If that is true then our calling as Christians is also to be seekers of the lost. When I was growing up seeking the lost in my church was pretty narrowly defined as getting others to make a profession of faith in Jesus as Lord. I do believe that to know Jesus as the center of your life is to find an anchor which will not fail. But sometimes folks need to experience our seeking in very concrete ways before they are ready to make a profession of faith. Seeking the lost may take the form of
- patiently listening while another pours out her pain
- putting a drunken hall mate to bed with as much gentleness as we can muster
- handing someone the number for Narcotics Anonymous
- inviting an obviously lonely coworker to share a cup of coffee
- resisting the urge to say “I told you so” when a friend’s choice goes horribly wrong.
Seeking the lost takes many forms, but it always involves deep care and a minimum of judging. When people are on a freeway to destruction, they seldom need to be told they are on a path of pain. Life is making that abundantly clear. What they need is an off ramp and someone to ride beside them as they find a new road.
So do we at Luther Memorial offer that kind of gracious off ramp; do people who encounter us sense conviction, but also compassion and a willingness to celebrate small victories? A story in the New York Timesabout Great Britain included this sentence, “A good pub is a ready made party, a home away from home, a club that anyone can join.”
Perhaps the same description would fit for a good congregation. I am not suggesting Luther Memorial should exist for socializing, but wouldn’t it be wonderful if our community’s image of our church were that it is a place of joy, welcome, and openness.
Too often that is not the image the world has of this or any other church. People on the outside may see us as grimly faithful, but not joyful. Singer Billy Joel renders the verdict of many a person in our culture, “I rather laugh with the sinners than cry with the saints, ‘cause sinners are much more fun. Only the good die young.”
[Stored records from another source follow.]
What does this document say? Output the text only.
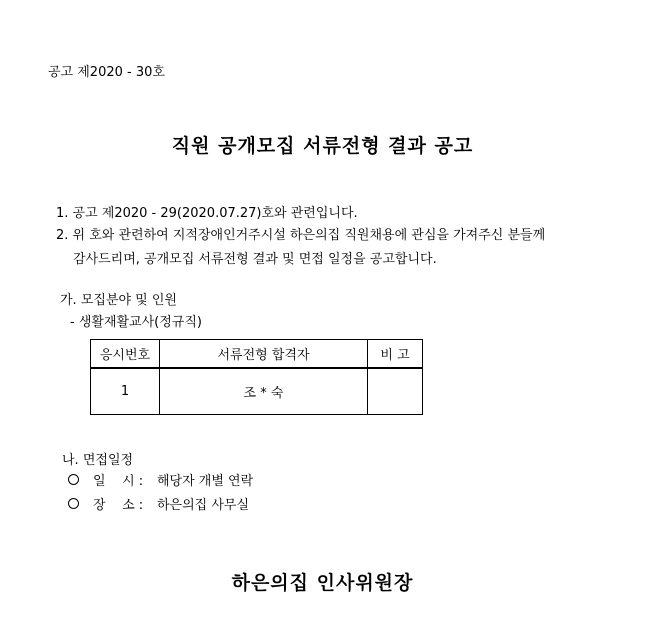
공고 제2020 - 30호
직원 공개모집 서류전형 결과 공고
1. 공고 제2020 - 29(2020.07.27)호와 관련입니다.
2. 위 호와 관련하여 지적장애인거주시설 하은의집 직원채용에 관심을 가져주신 분들께
감사드리며, 공개모집 서류전형 결과 및 면접 일정을 공고합니다.
가. 모집분야 및 인원
- 생활재활교사(정규직)
응시번호	서류전형 합격자	비 고
1	조 * 숙	
나. 면접일정
일    시 :	해당자 개별 연락
장    소 :	하은의집 사무실
하은의집 인사위원장
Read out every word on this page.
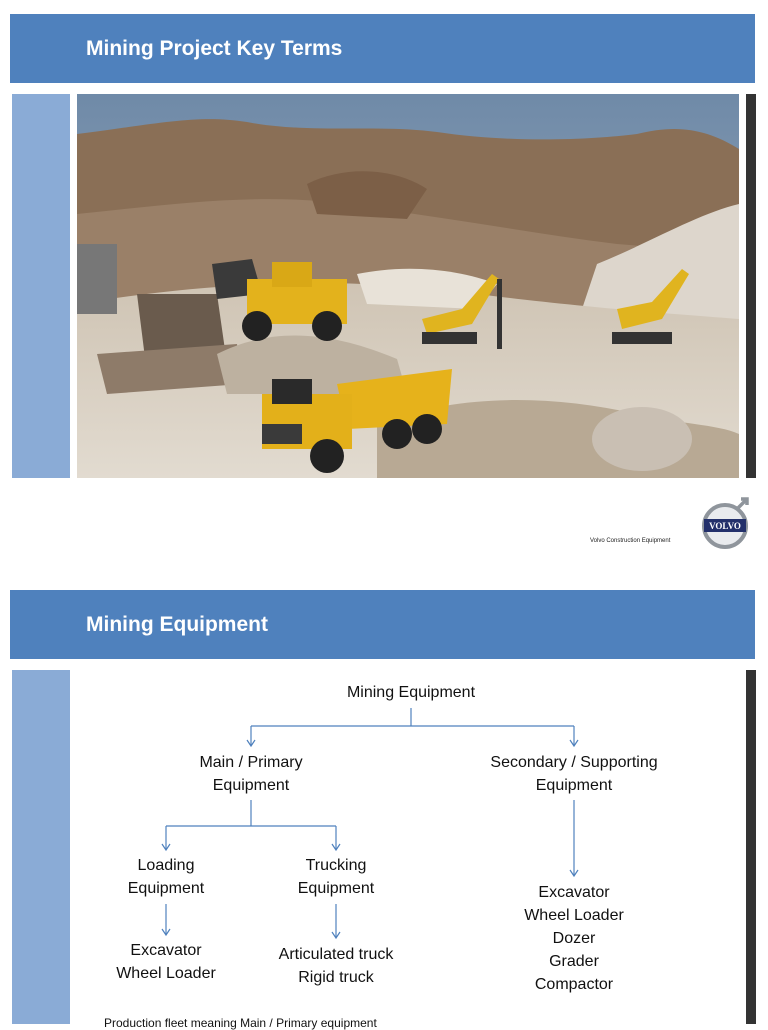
Mining Project Key Terms
Volvo Construction Equipment
VOLVO
Mining Equipment
Mining Equipment
Main / Primary
Equipment
Secondary / Supporting
Equipment
Loading
Equipment
Trucking
Equipment
Excavator
Wheel Loader
Articulated truck
Rigid truck
Excavator
Wheel Loader
Dozer
Grader
Compactor
Production fleet meaning Main / Primary equipment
Both of Jesus’ parables end with a party, with an outsized celebration. That should tell us something about what the mood of the church is supposed to be: Precious little looking back. Precious little reflection on how or why someone got lost. Just a celebration that somehow, by God’s grace, the one who was lost is now home. Count on it. This week you will meet someone who is lost—crushed by addiction, self-hate, depression, or bitterness. Show them the love of God, even if it is very hard because they greet your concern with apathy or derision. Take the risk to reach out—and know that in that moment a heavenly party breaks out.